Balancing work and personal life can be a challenging task in the current American cultural climate. As nurses, we work more hours, have less time for ourselves, and we face a sense of urgency on a daily basis.
A nurse colleague recently stated, “I need help managing my time. I am currently studying for the NCLEX-RN. I am married and have a 4-year-old son. I am feeling like I need to study for my exam every waking minute, but I still have to clean house, cook dinner, watch my son, and spend time with my husband. Plus, I need to exercise and I attend church services twice a week. I would like to know from those who may have a similar situation – how can you do it all?”
Sound familiar? Are you caught up in the balancing act, unable to do it all and care only for others without caring for yourself? You are only as good as you are balanced! If you do not take the time for yourself – yes, even with the array of responsibilities pressuring you now – you will not be the best that you can be. That personal best includes you as mom, wife, friend, partner, professional, educator or community leader. That personal best is what will enable you to reach new heights in your career, to achieve your goals and to maintain your health.
Nurses have multiple sources of stress. From an unrealistic workload due to inadequate staffing and excessive paperwork; fluctuating schedules associated with changing shifts; mandatory overtime; floating without appropriate orientation; and moral and ethical dilemmas, nurses see and feel it all.
Additionally, being single, rearing young families, and/or caring for aging parents are common life circumstances with unique psychosocial and logistical challenges. Many professionals have sought flexible, virtual arrangements in pursuit of balanced personal lives. We all have personal and career goals. By visualizing those goals, we empower ourselves to achieve them. Taking small action steps toward our goals puts them within our reach.
Becoming Resilient
Although workplace stress cannot be eliminated, the negative stressors can be reduced when nurses make caring for themselves a priority. Self-care can be a barrier to stress-related illness and contribute to your overall well-being. To maintain the delicate balancing act required for self-care, you must control your actions and personal/professional life. You must be resilient. Resiliency – the ability to pick yourself up and keep going – helps us to maintain balance.
How do you become resilient? Here are some tips:
- Create a personal environment that sustains you. Your personal environment either sustains and lifts you up or sets you up for certain failure. Your daily life unfolds in this space that you have created through actions, reactions or non-actions. Be cognizant of these critical elements: your thoughts, physical condition, self, spirit, relationships and finances.
- Bounce back as needed. Don’t let minor setbacks hold you back.
- Stay in the present and move forward.
- Know when to ask for help and where to get it.

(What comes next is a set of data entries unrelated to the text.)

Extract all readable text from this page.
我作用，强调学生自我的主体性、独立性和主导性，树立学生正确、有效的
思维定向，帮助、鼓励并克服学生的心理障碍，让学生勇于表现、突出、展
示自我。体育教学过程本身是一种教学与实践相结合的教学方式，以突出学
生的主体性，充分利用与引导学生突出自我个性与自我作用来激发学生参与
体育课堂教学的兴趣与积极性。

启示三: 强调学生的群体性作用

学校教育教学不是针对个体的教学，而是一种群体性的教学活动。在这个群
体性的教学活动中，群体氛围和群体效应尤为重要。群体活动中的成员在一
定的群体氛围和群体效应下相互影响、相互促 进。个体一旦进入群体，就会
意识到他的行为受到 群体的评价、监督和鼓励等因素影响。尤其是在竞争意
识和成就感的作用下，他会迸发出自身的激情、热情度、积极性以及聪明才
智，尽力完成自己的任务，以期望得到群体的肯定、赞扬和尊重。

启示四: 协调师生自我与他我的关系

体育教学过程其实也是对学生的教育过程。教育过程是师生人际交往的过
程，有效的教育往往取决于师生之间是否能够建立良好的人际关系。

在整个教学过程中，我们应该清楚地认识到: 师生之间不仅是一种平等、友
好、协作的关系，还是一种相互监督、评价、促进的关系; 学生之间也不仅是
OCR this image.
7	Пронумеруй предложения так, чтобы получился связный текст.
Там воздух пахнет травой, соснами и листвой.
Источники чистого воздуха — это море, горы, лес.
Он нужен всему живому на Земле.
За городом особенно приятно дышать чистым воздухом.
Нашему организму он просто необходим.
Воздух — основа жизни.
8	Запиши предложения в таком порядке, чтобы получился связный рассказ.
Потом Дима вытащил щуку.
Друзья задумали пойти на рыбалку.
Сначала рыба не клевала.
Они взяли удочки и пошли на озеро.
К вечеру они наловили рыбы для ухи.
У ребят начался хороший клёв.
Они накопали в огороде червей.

Make priorities. Just as you learned within your basic nursing program to prioritize within your scope of practice, you should prioritize within your life. The balance between work and life is a reflection of the balance within you. Life/work balance is a barometer for well-being – personal, professional, family and community well-being. To maintain that delicate life/work balance, try these suggestions:
- Simplify your life
- Eliminate stress
- Negotiate for workplace balance
- Know your purpose
- Stay focused
- Eat, sleep and be merry
- Maintain a good sense of humor
- Allow humor in the workplace
- Dream big dreams
- Master the fine art of list-making
Identify those things that must be done and those that can wait. Identify the groups to which you must belong, and those for which you must volunteer your time and efforts. Even though there is so much to do and so little time, take time for yourself and make balance a part of your daily routine! You will thank yourself, and those around you will thank you too.